The progressives of the Victorian era would be proud, but the old fashioned liberals are rolling in their graves:
Independent schools are to be made to open their doors to more children from poor homes under guidelines announced to stop them being run as “exclusive clubs”.
Schools failing to meet the regulations could have bank accounts frozen, trustees suspended, buildings seized or even be closed down under a range of sanctions.
In the new guidance from the Charity Commission, schools are told they should consider charging lower fees so more families are able to afford places.
Schools with higher charges have been informed they should ensure money is set aside to provide free or subsidised places for poor pupils. They should also consider sharing facilities and expert teachers with local state schools.
The recommendations, which come in a landmark document, are designed to ensure independent schools justify their charitable status by meeting a “public benefit” test and hold on to £100 million-a-year tax-breaks.
Schools may be subjected to “random” spot checks and inspections to ensure they comply.

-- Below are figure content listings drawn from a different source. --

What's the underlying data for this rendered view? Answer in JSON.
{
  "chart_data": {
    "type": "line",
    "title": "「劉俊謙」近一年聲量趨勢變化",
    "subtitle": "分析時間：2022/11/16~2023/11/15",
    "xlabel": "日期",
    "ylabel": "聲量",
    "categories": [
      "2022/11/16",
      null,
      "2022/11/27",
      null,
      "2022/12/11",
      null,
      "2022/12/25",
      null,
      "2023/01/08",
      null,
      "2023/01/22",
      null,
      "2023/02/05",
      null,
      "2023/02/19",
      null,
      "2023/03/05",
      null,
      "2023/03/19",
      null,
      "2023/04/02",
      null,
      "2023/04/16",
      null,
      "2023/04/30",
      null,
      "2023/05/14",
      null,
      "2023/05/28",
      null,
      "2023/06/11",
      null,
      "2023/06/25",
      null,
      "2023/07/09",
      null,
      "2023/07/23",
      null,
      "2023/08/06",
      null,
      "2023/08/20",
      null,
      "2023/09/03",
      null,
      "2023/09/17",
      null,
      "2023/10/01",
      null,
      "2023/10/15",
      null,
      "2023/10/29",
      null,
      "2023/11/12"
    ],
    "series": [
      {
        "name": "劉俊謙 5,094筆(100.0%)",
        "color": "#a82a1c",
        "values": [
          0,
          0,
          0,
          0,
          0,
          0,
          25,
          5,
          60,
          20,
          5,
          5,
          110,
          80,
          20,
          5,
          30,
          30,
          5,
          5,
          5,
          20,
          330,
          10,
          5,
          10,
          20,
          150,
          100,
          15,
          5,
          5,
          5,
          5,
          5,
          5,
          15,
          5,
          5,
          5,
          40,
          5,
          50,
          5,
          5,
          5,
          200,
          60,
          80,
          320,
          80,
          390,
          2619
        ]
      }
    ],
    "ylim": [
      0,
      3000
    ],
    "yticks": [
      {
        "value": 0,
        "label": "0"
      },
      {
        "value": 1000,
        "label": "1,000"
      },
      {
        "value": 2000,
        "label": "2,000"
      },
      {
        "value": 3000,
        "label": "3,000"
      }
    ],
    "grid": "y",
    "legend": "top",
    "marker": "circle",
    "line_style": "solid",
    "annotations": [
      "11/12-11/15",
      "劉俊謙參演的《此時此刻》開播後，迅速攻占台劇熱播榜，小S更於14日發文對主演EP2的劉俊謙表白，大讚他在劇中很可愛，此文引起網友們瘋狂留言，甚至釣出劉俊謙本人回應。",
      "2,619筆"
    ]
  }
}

Education experts say some may have to increase class sizes, ditch A-level courses or cut teachers’ perks to fund more free places.
Under Labour’s 2006 Charities Act, organisations including independent schools, hospitals and religious groups no longer have an automatic right to call themselves charities.
According to the guidance, they must prove “people in poverty” benefit from their services – even if they cannot afford fees.
“At the extreme, charities should not be seen as ‘exclusive clubs’ that only a few can join, since the ‘public’ benefit from that is very limited,” says the document.
Now they pass the cui bono publico test, of course, but at what cost?